At 17:00 I rebooted the server from known-clean media (I am frequently thankful of the bootable USB flash drive I keep on my keyring :-) ), took a snapshot of the server's contents and started reinstalling the OS from scratch - a tedious process but one I'm getting somewhat used to, having set up that server originally and reinstalled it once already after the 2007 compromise. In fact I reinstalled it from scratch twice because debootstrap disagreed with my assumption of what would be a sensible distribution to install... (it installed a 32-bit distribution despite running on a 64-bit kernel - in hindsight I should have realised that it would do this as it was running in a 32-bit userspace, but I was tired). At 02:14 I brought the server back up (with freshly-generated SSH keys and SSL certificates, just in case - incidentally,
ProntoSSL were very helpful in getting the certificate reissued promptly and without charge). Two users, who shall remain nameless, logged in despite the changed SSH keys before I had announced the change...

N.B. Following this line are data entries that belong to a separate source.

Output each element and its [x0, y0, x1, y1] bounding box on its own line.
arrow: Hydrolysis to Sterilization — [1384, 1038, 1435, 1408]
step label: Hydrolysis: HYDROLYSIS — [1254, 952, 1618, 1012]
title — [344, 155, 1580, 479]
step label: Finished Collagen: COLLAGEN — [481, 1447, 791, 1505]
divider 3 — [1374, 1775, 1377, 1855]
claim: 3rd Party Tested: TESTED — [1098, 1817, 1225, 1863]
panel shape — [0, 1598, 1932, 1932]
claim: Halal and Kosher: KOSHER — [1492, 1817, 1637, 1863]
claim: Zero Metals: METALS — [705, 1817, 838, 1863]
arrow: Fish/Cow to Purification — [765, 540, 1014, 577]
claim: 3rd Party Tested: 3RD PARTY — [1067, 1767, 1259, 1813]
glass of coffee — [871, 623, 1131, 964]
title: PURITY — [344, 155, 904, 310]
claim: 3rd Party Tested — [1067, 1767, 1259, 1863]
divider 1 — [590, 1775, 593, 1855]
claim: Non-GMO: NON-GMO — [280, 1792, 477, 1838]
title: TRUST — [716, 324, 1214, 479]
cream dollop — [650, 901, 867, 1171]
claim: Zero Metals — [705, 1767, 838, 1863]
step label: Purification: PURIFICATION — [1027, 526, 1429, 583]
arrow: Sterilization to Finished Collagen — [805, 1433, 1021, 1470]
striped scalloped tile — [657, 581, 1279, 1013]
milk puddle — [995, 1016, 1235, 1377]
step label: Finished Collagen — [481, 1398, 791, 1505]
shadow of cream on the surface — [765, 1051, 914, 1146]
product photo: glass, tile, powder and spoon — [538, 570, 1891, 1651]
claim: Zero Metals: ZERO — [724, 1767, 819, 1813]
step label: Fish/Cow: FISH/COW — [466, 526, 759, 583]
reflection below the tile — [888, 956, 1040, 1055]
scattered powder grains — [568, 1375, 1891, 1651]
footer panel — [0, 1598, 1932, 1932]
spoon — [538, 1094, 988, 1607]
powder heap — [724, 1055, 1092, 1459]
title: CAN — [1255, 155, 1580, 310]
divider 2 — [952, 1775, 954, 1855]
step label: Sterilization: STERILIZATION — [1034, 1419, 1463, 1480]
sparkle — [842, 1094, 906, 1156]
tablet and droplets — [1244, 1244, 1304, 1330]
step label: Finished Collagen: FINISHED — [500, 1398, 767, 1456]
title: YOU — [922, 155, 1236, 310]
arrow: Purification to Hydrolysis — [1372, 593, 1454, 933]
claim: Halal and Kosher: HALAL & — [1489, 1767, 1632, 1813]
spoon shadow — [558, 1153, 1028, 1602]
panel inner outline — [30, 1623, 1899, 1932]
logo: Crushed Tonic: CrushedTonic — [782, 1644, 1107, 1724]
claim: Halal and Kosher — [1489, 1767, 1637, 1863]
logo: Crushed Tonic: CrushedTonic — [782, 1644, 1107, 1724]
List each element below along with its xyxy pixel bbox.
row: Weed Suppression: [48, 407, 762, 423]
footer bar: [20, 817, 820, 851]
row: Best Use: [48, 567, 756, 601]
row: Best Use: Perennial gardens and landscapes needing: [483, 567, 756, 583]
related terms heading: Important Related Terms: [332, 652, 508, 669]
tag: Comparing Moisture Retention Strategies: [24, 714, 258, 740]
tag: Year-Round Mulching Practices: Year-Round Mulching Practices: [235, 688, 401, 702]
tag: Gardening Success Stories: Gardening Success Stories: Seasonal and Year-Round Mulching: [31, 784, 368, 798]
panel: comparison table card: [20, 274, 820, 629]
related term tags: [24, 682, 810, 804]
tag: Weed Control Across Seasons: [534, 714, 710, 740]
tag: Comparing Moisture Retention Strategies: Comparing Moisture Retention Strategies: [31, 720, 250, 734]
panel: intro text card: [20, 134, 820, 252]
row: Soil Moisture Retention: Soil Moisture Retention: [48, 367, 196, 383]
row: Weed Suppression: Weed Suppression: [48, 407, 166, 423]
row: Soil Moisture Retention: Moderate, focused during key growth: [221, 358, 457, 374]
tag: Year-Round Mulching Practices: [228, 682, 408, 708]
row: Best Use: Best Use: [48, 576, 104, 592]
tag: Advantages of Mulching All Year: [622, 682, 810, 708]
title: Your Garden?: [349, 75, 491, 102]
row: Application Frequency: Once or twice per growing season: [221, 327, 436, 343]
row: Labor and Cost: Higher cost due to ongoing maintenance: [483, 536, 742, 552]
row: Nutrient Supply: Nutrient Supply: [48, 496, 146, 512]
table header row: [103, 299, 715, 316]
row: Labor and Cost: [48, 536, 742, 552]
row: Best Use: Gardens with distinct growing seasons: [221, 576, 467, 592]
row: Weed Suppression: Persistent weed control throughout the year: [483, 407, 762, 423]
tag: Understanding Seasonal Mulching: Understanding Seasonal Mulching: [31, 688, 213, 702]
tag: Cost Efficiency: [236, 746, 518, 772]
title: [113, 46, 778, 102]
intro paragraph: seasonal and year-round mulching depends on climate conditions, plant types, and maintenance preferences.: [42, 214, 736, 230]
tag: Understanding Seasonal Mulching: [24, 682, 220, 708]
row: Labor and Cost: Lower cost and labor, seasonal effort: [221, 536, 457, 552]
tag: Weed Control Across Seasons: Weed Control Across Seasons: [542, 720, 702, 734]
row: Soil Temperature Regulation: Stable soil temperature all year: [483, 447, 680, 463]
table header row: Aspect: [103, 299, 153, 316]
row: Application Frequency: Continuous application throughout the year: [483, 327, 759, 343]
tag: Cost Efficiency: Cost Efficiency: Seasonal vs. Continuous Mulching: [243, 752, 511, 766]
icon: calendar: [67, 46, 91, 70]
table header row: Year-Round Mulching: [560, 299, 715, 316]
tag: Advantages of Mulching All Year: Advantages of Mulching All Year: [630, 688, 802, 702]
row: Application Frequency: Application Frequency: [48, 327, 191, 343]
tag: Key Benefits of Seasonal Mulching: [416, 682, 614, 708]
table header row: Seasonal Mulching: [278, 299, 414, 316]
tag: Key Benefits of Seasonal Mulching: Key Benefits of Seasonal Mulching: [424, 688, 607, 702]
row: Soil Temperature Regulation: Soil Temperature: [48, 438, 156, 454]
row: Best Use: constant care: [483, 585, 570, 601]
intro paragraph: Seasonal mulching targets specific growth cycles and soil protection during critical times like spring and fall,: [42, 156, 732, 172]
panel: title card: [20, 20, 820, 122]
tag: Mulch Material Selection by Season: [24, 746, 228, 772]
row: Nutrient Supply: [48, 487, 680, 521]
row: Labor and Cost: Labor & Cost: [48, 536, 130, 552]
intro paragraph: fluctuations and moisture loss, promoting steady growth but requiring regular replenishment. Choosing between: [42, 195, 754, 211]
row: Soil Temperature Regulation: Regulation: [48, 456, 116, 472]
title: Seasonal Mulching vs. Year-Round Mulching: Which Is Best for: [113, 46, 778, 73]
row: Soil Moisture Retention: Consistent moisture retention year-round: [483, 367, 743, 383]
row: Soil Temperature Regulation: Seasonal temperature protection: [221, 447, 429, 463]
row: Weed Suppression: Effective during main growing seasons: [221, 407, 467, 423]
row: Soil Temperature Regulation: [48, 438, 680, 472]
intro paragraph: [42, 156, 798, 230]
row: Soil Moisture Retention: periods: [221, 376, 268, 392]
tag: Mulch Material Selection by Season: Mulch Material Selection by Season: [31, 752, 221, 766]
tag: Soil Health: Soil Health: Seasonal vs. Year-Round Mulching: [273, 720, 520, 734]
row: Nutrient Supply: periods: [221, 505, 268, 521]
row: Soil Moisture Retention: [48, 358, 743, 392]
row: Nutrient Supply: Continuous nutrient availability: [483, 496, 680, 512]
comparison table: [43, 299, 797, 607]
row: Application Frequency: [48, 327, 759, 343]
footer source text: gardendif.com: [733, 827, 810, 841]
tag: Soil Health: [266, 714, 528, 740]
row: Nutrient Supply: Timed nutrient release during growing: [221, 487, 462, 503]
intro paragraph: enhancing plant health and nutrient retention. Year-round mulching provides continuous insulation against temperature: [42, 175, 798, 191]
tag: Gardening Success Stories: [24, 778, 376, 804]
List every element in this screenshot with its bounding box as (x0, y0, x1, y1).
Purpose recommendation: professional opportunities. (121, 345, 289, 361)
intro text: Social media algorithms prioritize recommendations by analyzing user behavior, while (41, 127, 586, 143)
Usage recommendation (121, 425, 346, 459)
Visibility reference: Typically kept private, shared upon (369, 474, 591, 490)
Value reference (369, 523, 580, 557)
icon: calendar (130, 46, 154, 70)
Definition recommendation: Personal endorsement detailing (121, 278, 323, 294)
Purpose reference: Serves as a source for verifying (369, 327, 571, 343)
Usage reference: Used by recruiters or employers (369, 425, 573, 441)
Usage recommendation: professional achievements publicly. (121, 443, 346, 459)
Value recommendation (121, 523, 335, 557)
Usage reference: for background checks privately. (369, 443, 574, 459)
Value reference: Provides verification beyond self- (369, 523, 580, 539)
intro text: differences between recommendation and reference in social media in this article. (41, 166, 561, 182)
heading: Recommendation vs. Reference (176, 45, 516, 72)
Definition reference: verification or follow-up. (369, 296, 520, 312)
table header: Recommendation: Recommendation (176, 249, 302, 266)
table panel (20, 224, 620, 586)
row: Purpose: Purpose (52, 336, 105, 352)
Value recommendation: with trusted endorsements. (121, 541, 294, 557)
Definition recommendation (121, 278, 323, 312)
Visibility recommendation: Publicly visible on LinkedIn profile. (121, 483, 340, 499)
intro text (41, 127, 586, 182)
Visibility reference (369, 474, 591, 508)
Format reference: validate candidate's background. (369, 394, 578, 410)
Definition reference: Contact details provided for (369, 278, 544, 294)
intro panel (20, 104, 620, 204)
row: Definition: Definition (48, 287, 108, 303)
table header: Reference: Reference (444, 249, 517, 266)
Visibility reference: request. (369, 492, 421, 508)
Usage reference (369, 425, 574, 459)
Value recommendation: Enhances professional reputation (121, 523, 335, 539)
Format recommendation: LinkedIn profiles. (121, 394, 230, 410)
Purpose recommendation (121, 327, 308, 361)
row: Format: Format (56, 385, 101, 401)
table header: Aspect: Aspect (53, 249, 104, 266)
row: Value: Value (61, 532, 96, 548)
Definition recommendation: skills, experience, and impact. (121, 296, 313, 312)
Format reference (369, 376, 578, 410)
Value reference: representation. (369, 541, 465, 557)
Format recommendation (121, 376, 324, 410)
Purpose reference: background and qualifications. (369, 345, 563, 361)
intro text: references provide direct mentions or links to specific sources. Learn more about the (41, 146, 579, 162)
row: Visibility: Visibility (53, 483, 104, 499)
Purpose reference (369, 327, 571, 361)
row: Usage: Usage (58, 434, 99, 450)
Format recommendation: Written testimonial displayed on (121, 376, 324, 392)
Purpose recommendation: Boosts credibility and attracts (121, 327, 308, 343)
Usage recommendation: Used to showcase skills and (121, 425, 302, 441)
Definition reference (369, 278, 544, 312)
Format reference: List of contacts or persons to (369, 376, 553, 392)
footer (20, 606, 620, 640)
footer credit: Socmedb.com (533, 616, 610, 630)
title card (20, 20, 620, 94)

For the rest of the night I set about dealing with a few rough edges where the fresh installation didn't quite match the behaviour of the old one, and also checking our other servers for signs of intrusion (I took our second public server, cyclone, offline at the same time as pip as a precaution but thankfully it and our internal servers all escaped the attacker's notice despite being vulnerable to the same attack). I made an
announcement to our users at 05:58, and finally got to bed sometime around 07:45. This of course meant that the rest of the support team dealt with the bulk of the user support aftermath throughout the day, for which I am very grateful. :-)
Finally I would like to express my gratitude towards
CamCERT (the Computer Emergency Response Team of the Cambridge University Computing Service) for their ongoing support and in particular for their help in identifying the vulnerability used to compromise our system based on their knowledge of similar incidents elsewhere.